The event was organized by the Utah State University Interfaith Initiative and promoted by the Latter-day Saint Student Association, the Community of Good and the First Presbyterian Church of Logan, among many others groups. According to Glass-Coffin, who serves as the adviser for the Interfaith Initiative, this is exactly what the group hopes to promote.

“The goal of coming together is to show support for Muslims in Cache Valley,” Glass-Coffin said. “And to extend the mission of the USU Interfaith Initiative, which is to build bridges across faith communities and to create an environment of community, respect and appreciation for difference. We want to serve the common good, which is not being served by the current political rhetoric. There are a lot of people who have been hurt by it. So we’re coming together to show support.”

For those involved, sending a message of love and support was a shared goal.

“I want them to feel loved and accepted because they’re nice people,” said Eden Cope, a member of the Interfaith Initiative. “Most of them have nothing to do with these events going on. They just want to live their lives in peace and practice their religion. So I want them to feel welcome.”

“We want to help people feel like they have the right of religious expression,”  said Emily King, the campus relations secretary of the LDSSA. “We want them to know that we care too. Not just the Interfaith Initiative, but people in the Institute and from LDSSA want them to feel loved.”
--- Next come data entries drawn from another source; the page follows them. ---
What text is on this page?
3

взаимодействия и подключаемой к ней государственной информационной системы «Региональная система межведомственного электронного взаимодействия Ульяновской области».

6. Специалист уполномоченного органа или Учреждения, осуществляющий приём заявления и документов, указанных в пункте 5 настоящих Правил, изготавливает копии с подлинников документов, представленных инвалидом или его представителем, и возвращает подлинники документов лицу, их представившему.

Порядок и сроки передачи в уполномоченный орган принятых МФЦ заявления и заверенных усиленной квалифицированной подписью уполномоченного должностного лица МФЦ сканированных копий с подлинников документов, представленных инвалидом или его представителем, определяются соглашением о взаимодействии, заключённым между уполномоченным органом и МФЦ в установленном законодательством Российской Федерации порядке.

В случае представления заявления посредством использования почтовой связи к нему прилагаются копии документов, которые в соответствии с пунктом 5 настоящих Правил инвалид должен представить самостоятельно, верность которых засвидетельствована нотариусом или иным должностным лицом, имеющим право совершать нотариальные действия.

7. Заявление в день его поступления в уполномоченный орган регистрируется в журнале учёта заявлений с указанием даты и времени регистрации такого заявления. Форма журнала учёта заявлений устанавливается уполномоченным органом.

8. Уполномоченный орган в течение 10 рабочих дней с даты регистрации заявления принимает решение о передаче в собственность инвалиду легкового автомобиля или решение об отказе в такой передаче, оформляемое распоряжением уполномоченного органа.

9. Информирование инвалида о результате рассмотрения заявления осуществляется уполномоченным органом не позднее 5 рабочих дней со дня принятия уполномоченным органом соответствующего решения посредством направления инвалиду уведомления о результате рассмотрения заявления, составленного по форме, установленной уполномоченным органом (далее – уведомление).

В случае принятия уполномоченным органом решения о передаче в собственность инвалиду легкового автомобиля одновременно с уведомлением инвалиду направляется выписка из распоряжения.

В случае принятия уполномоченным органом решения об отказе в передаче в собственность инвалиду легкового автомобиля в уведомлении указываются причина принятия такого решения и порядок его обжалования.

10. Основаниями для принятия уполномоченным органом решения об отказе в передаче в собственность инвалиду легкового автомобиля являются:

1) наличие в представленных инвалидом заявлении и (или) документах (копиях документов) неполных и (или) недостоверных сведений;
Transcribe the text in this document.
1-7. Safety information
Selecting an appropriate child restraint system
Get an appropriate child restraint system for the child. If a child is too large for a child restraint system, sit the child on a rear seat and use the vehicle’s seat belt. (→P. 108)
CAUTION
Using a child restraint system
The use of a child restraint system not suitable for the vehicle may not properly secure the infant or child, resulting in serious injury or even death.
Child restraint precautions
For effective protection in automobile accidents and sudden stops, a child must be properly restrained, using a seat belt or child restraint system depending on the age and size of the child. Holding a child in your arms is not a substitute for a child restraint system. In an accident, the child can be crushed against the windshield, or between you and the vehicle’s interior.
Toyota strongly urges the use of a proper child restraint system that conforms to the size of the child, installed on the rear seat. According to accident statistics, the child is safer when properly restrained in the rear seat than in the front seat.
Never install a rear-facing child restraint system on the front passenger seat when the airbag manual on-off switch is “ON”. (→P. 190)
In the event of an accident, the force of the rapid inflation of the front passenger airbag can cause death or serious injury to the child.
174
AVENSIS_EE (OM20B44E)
Justin Bishop, a citizen of Logan who attended today’s gathering, and served in the Marine Corps during Operation Deseret Storm in 1991, said Trump’s ideas go against the values of the country he served.

“I don’t believe anyone should have to live in fear,” Bishop said. “I am tired of the media and the politicians telling me who I should hate. I served in the Marine Corps to protect American citizens regardless of their views and regardless of the color of their skin.”

Many in attendance felt it was important to show the community that they do not agree with the anti-Muslim political rhetoric which has been widely discussed throughout the media. According to David Tauber, a member of the Interfaith Initiative, the best way to counter the negative words of influential people is to speak out together.

“When politicians say things such as ‘we should put Muslims on a list’ or ‘we shouldn’t let any Muslims into the country’ this isolates a very important part of our community,” Tauber said. “We want to show that while some politicians take these unacceptable stances, we support our Muslim friends and neighbors.”

According to Glass-Coffin, Cache Valley is not the only place that is in need of religious tolerance.

On Saturday, the words “hunt camp?” were spray painted on the front of the Islamic Center of Twin Falls in Idaho.

Acts of vandalism and harassment on Islamic centers and mosques have been occurring more often as the number of terrorism attacks increase.

“What Trump is doing is trying to feed off people’s fears and promoting the stereotypes that people have against Muslims,” said Ayman Alafifi, a past president of the Logan Islamic Center. “He is just adding more fuel to the fire.”

Alafifi has been working with members of the Logan Islamic Center to educate its members on how to respond to such provocations.

“We are showing them how to engage in conversations without letting themselves get offended when they are asked questions from people who are trying to learn,” Alafifi said. “Sometimes people just don’t know how to ask the right questions so they come off a little bit offensive.”

Glass-Coffin said that assembling together as a community reaffirms their commitment to values such as hospitality, charity, compassion, respect and willingness to treat one another as fully functioning members of society.

As the event drew to a close, many expressed their gratitude for the outpouring of love and support.

“Demagogues don’t define what it is to be American. They don’t define what it is to be religious,” Eric Thalman told the crowd as he stood with his wife Aiya Sakr, thanking them for their support. “We’re better together. All of you have sent a powerful message of community and love.”